The first step towards achieving your financial goal is to have one. Take a moment right now to decide how much you want to earn. Without this goal as a starting point, you’ll never find what you want. The next step is to look at those franchises which can produce that level of earnings. Having your financial goal in mind means you can be more selective about which to look at.

The third step is affordability. You must be able to afford the franchise you are looking at. The only way to do this is be fully aware of all the purchase costs and get a realistic idea of ongoing profit. The fourth step is to crunch some numbers. The only way to truly find the profitable franchise is to cut through the hype and look at the figures.

When it comes to the numbers, there are some important things to consider. For instance, how much profit can it make? How much will the franchise really cost? What’s your return on investment? It’s also vitally important to prepare a cash flow forecast so you get a feel for how the money moves through the business.

Crunch the numbers


How much will it really cost?

The franchisor will let you know about start-up costs, which include franchise fees, marketing and training fees, fit out and equipment costs. But you should also bear in mind the less obvious costs. These include legal fees, accounting advice and the set up costs for your operating structure. You should also consider your own living expenses prior to starting, when you will be in training and not yet earning an income.

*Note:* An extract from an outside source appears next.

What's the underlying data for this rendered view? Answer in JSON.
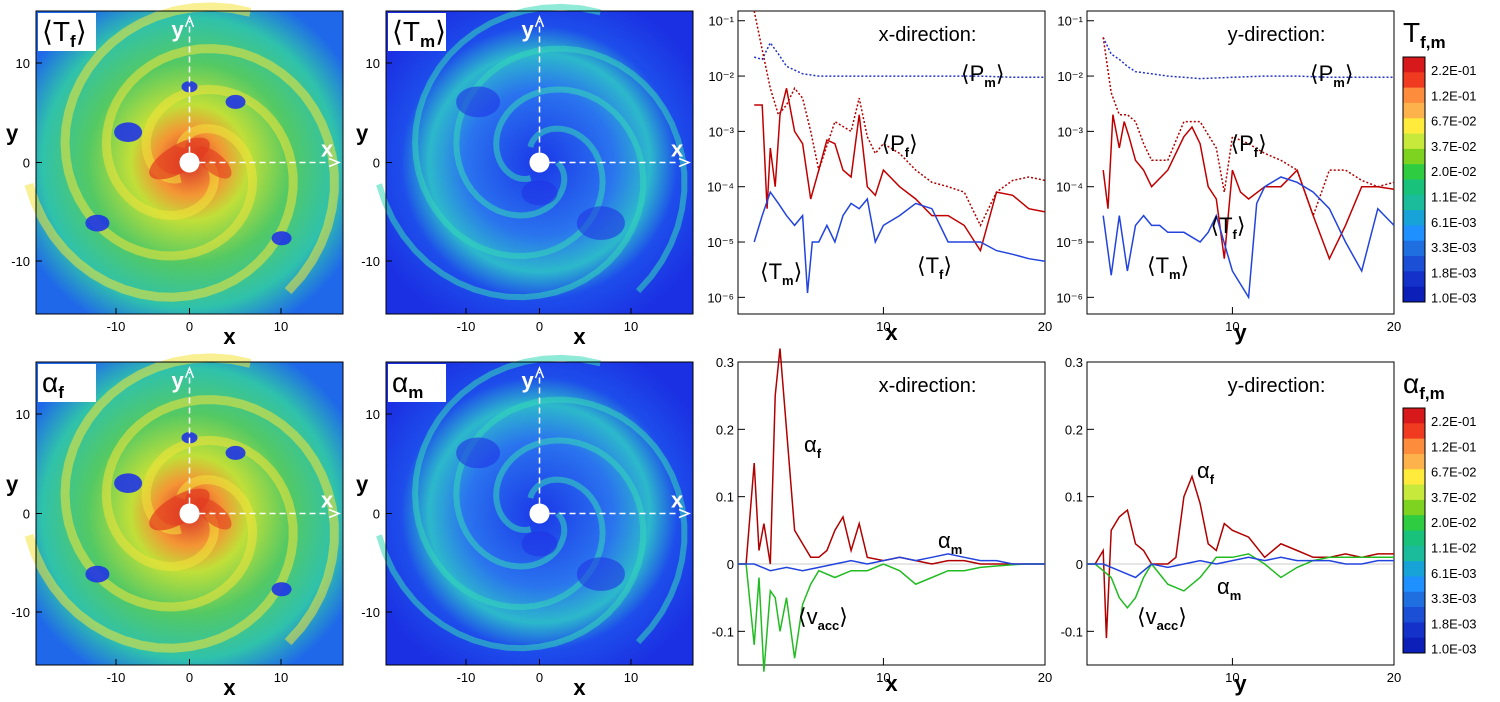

How much profit can you make?

Profit is what’s left after paying all the expenses, so it’s important to really understand the operating costs of the business. If you’re buying an existing franchise this will be easier to find out as you can check on the records. If it’s a brand new franchise, you will have to think carefully about all the different types of expenses you will incur. Speaking to other franchisees will also help.

Sales revenue is one of the most important numbers here, so get a really good feel for what they will be. Make an estimate of what the sales will be going forward into the future, on a monthly basis. Use the template on p68 as a guide for this if you are unsure how to do it.

Expenses tend to be easier to predict than sales, because we know what the rent, wages and other costs will be. Give this plenty of thought and use actual or best estimates in your forecast. You can then see your profit potential and decide if it’s worth pursuing.

Info: Knight Partners

How to recognise a money making franchise

What to look for: it’s all about profitability and cashflow. Make sure the business generates strong profits and healthy cashflow. Check the financial statements for the previous three years to confirm the business has been making profits, and to understand the operating costs.

Look for sales growth, year on year. Watch out if sales have fallen as it could be a danger signal. Calculate the gross profit margin. This is gross profit divided by sales. Compare the gross profit margin to previous years. It’s a good sign to see it increasing.

Calculate the net profit margin. This is net profit divided by sales. Net profit is what’s left after all the expenses have been paid. Compare the net profit margin to previous years to see how it is tracking. Again, it is a good sign to see this increasing. You should be looking for a net profit margin in excess of 10 percent.Calculate the current ratio: this is current assets divided by current liabilities. This is a measure of liquidity and the figures are found in the balance sheet. The target ratio here is 2:1

Calculate return on investment. This is net profit divided by your initial investment in the franchise. This lets you compare your investment in this business against other investments, such as shares, term deposits or other ventures.

Calculate your payback; this is the number of years it takes for earnings to pay back the original investment. The target range is three to five years. After doing this analysis you are in a better position to really understand the franchise’s financial performance. You can also compare it against other franchise or investment opportunities.